Flight Behavior
By Barbara Kingsolver
Before she was a novelist, Barbara Kingsolver was a scientist. Her love for and knowledge of the mysteries of nature shape her latest novel in unexpected, wonderful ways.
Set in Appalachia, the terrific Flight Behavior examines how the ebb and flow of the natural world plays out against the lives of the people entwined with it. Kingsolver takes on the thorny subject of climate change; you expect her to come down firmly on the side of science, and she does, but her empathy is wide-ranging. She grew up in Kentucky and lives in southern Appalachia, so she understands the motivations and desires of rural communities ravaged by economic downfall.
In the middle of this conflict stands restless young mother Dellarobia Turnbow. Orphaned and pregnant at 17, she married her kind but plodding high school beau. One miscarriage and two children later, she’s stuck on a sheep farm, dreams of college dashed, lonely and unhappy and prone to distracting herself with daydreams about other men.
As the book opens, Dellarobia is on her way to a clandestine meeting in the turkey-hunting shack in the hills above the farm. But on the verge of throwing away marriage vows, respectability and honor, she is stopped by an amazing sight. “The forest blazed with its own internal flame. … The flame now appeared to lift from individual treetops in showers of orange sparks, exploding the way a pine log does in a campfire when it’s poked.”
Stunned, Dellarobia turns home. But her encounter with the phenomenon — not supernatural fire but monarch butterflies that have inexplicably stopped for the winter in Tennessee instead of their usual Mexican habitat — is far from over. The pastor suggests their presence is a miracle. Her mother-in-law starts leading sightseers on tours. Her husband and father-in-law, sinking under the threat of a loan payment coming due, have already agreed to sell the trees to a logging company.
Dellarobia’s transformation truly begins when a scientific team sets up shop. Ovid Byron — handsome, intelligent, with a lilting Caribbean accent Dellarobia can’t get out of her head — breaks the bad news: The butterflies aren’t a miracle but an aberration, a sign that something has gone terribly wrong.
The unfairness is staggering: “Why did the one rare, spectacular thing in her life have to be a sickness of nature? These butterflies had been hers.
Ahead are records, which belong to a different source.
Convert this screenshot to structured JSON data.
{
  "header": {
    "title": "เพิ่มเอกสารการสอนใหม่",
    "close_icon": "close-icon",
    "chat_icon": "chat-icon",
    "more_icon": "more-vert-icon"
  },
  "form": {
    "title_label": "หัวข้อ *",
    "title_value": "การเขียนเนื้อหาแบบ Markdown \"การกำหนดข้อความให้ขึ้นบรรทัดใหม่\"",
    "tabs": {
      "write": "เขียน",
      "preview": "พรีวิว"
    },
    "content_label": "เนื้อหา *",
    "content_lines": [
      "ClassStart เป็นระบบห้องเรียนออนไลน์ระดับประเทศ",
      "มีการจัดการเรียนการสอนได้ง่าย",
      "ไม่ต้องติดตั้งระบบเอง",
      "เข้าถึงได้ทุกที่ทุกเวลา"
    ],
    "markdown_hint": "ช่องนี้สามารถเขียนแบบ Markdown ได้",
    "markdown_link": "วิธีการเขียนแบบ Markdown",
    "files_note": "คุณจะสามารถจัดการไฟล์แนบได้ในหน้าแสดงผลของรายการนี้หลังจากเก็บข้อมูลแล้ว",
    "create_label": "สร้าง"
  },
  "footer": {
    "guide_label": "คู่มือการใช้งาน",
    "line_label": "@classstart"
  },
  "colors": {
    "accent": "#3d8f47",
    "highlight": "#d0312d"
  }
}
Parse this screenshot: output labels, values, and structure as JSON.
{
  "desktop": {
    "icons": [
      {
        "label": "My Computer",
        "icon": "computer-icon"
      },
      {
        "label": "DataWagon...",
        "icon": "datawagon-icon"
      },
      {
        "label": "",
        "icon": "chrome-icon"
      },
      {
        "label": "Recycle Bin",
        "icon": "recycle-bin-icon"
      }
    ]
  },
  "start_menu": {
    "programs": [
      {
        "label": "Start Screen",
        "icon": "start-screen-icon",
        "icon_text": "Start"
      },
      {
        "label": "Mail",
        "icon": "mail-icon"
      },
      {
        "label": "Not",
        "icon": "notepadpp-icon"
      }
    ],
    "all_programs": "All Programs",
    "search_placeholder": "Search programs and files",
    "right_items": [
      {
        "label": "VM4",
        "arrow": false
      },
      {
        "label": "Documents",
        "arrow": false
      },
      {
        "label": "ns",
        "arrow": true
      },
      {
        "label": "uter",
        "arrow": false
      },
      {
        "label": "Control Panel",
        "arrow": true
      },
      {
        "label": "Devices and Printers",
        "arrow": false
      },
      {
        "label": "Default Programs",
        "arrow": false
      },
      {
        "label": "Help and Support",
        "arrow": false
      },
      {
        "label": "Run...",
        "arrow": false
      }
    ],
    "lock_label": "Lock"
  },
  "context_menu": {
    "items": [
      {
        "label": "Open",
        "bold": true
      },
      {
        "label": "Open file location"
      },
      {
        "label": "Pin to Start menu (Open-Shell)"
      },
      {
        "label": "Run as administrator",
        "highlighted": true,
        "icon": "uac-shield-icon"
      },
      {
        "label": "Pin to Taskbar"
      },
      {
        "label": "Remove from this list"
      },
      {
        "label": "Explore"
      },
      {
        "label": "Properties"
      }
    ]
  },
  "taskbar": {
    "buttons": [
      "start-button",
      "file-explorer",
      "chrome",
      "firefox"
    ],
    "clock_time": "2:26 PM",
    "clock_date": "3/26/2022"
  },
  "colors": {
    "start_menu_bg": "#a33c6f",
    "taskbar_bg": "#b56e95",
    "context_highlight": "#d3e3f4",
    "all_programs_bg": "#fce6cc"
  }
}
She found them. … They seemed to matter, like nothing she’d ever possessed. Already she had made up her mind to throw her one hundred dinky pounds against the heft of her family’s men, if it came to that. So how did an outsider just get to come in here and declare the whole event a giant mistake?”
But as she begins to work with the scientists, Dellarobia rediscovers a passion for learning. She’s forced to think critically about the world and her community. Kingsolver is unerringly sensitive to her point of view. Ovid doesn’t understand why so many people refuse to believe in climate change, but Dellarobia does. Her husband and neighbors parrot a radio talk-show host. Yuppies “watched smart-mouthed comedians who mocked people living in doublewides and listening to country music.”
“Nobody,” Dellarobia thinks, “truly decided for themselves. There was too much information. What they actually did was scope around, decide who was looking out for their clan, and sign on for the memos on a wide array of topics.”
Turns out nature is just as dangerous as man, and while Dellarobia nervously awaits the end of this long, complicated winter, the butterflies’ fates take on epic proportion. “People had to manage terrible truths,” Dellarobia knows, and so we brace ourselves for tragedy, just like the characters in this marvelous book. They’re flawed, compassionate, capable of great kindnesses and possessing of hidden depths. Turns out they can soar, too.